Cloning and prokaryotic expression of CDS region from GGPPS gene of Panax notoginseng

Author: Mei-Qiong TANG ¹
Author Information

1. Guangxi Key Laboratory of Medicinal Resources Conservation and Genetic Improvement, Guangxi Botanical Garden of Medicinal Plants
Publication Type:Journal Article
Keywords: Clone; Coding sequence; Geranylgeranyl pyrophosphate synthase (GGPPS) gene; Panax notoginseng (Burk.) F. H. Chen; Prokaryotic expression
From: Chinese Traditional and Herbal Drugs 2018;49(15):3667-3671
CountryChina
Language:Chinese
Abstract: Objective: In order to study the function of geranylgeranyl pyrophosphate synthase (GGPPS) gene, the CDS nucleotide sequence of GGPS was cloned from Panax notoginseng, and its prokaryotic expression was performed. Methods: The primers were designed according to the reported GGPPS gene sequence in Genbank, and the coding sequence was obtained by RT-PCR. The prokaryotic expression vector was constructed and transformed into Escherichia coli BL21 for the expression under the induction of isopropyl β-D-1-thiogalactopyranoside (IPTG).

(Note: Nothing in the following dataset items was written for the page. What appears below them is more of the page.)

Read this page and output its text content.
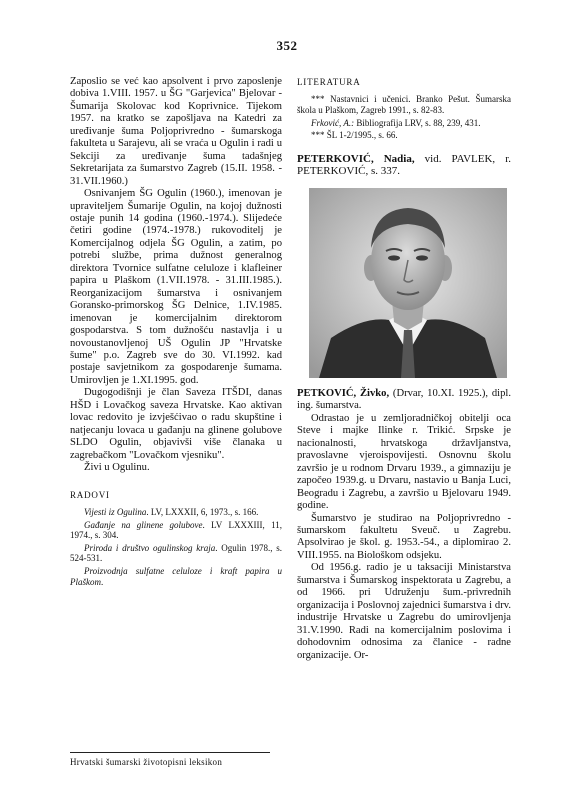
352

Zaposlio se već kao apsolvent i prvo zaposlenje dobiva 1.VIII. 1957. u ŠG "Garjevica" Bjelovar - Šumarija Skolovac kod Koprivnice. Tijekom 1957. na kratko se zapošljava na Katedri za uređivanje šuma Poljoprivredno - šumarskoga fakulteta u Sarajevu, ali se vraća u Ogulin i radi u Sekciji za uređivanje šuma tadašnjeg Sekretarijata za šumarstvo Zagreb (15.II. 1958. - 31.VII.1960.)

Osnivanjem ŠG Ogulin (1960.), imenovan je upraviteljem Šumarije Ogulin, na kojoj dužnosti ostaje punih 14 godina (1960.-1974.). Slijedeće četiri godine (1974.-1978.) rukovoditelj je Komercijalnog odjela ŠG Ogulin, a zatim, po potrebi službe, prima dužnost generalnog direktora Tvornice sulfatne celuloze i klafleiner papira u Plaškom (1.VII.1978. - 31.III.1985.). Reorganizacijom šumarstva i osnivanjem Goransko-primorskog ŠG Delnice, 1.IV.1985. imenovan je komercijalnim direktorom gospodarstva. S tom dužnošću nastavlja i u novoustanovljenoj UŠ Ogulin JP "Hrvatske šume" p.o. Zagreb sve do 30. VI.1992. kad postaje savjetnikom za gospodarenje šumama. Umirovljen je 1.XI.1995. god.

Dugogodišnji je član Saveza ITŠDI, danas HŠD i Lovačkog saveza Hrvatske. Kao aktivan lovac redovito je izvješćivao o radu skupštine i natjecanju lovaca u gađanju na glinene golubove SLDO Ogulin, objavivši više članaka u zagrebačkom "Lovačkom vjesniku".

Živi u Ogulinu.

RADOVI

Vijesti iz Ogulina. LV, LXXXII, 6, 1973., s. 166.

Gađanje na glinene golubove. LV LXXXIII, 11, 1974., s. 304.

Priroda i društvo ogulinskog kraja. Ogulin 1978., s. 524-531.

Proizvodnja sulfatne celuloze i kraft papira u Plaškom.

LITERATURA

*** Nastavnici i učenici. Branko Pešut. Šumarska škola u Plaškom, Zagreb 1991., s. 82-83.

Frković, A.: Bibliografija LRV, s. 88, 239, 431.

*** ŠL 1-2/1995., s. 66.

PETERKOVIĆ, Nadia, vid. PAVLEK, r. PETERKOVIĆ, s. 337.

PETKOVIĆ, Živko, (Drvar, 10.XI. 1925.), dipl. ing. šumarstva.

Odrastao je u zemljoradničkoj obitelji oca Steve i majke Ilinke r. Trikić. Srpske je nacionalnosti, hrvatskoga državljanstva, pravoslavne vjeroispovijesti. Osnovnu školu završio je u rodnom Drvaru 1939., a gimnaziju je započeo 1939.g. u Drvaru, nastavio u Banja Luci, Beogradu i Zagrebu, a završio u Bjelovaru 1949. godine.

Šumarstvo je studirao na Poljoprivredno - šumarskom fakultetu Sveuč. u Zagrebu. Apsolvirao je škol. g. 1953.-54., a diplomirao 2. VIII.1955. na Biološkom odsjeku.

Od 1956.g. radio je u taksaciji Ministarstva šumarstva i Šumarskog inspektorata u Zagrebu, a od 1966. pri Udruženju šum.-privrednih organizacija i Poslovnoj zajednici šumarstva i drv. industrije Hrvatske u Zagrebu do umirovljenja 31.V.1990. Radi na komercijalnim poslovima i dohodovnim odnosima za članice - radne organizacije. Or-

Hrvatski šumarski životopisni leksikon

Results: The CDS of GGPS gene had a full length of 1 032 bp coding for 343 amino acids. Results of SDS-PAGE showed that a 29 000—44 000 protein was achieved and the recombinant protein was mainly in the form of insoluble inclusion body. Conclusion: The CDS nucleotide sequence of GGPPS gene was successfully cloned, and the stable prokaryotic expression was established. This study will provide a foundation for the further functional researches of GGPPS gene in P. notoginseng.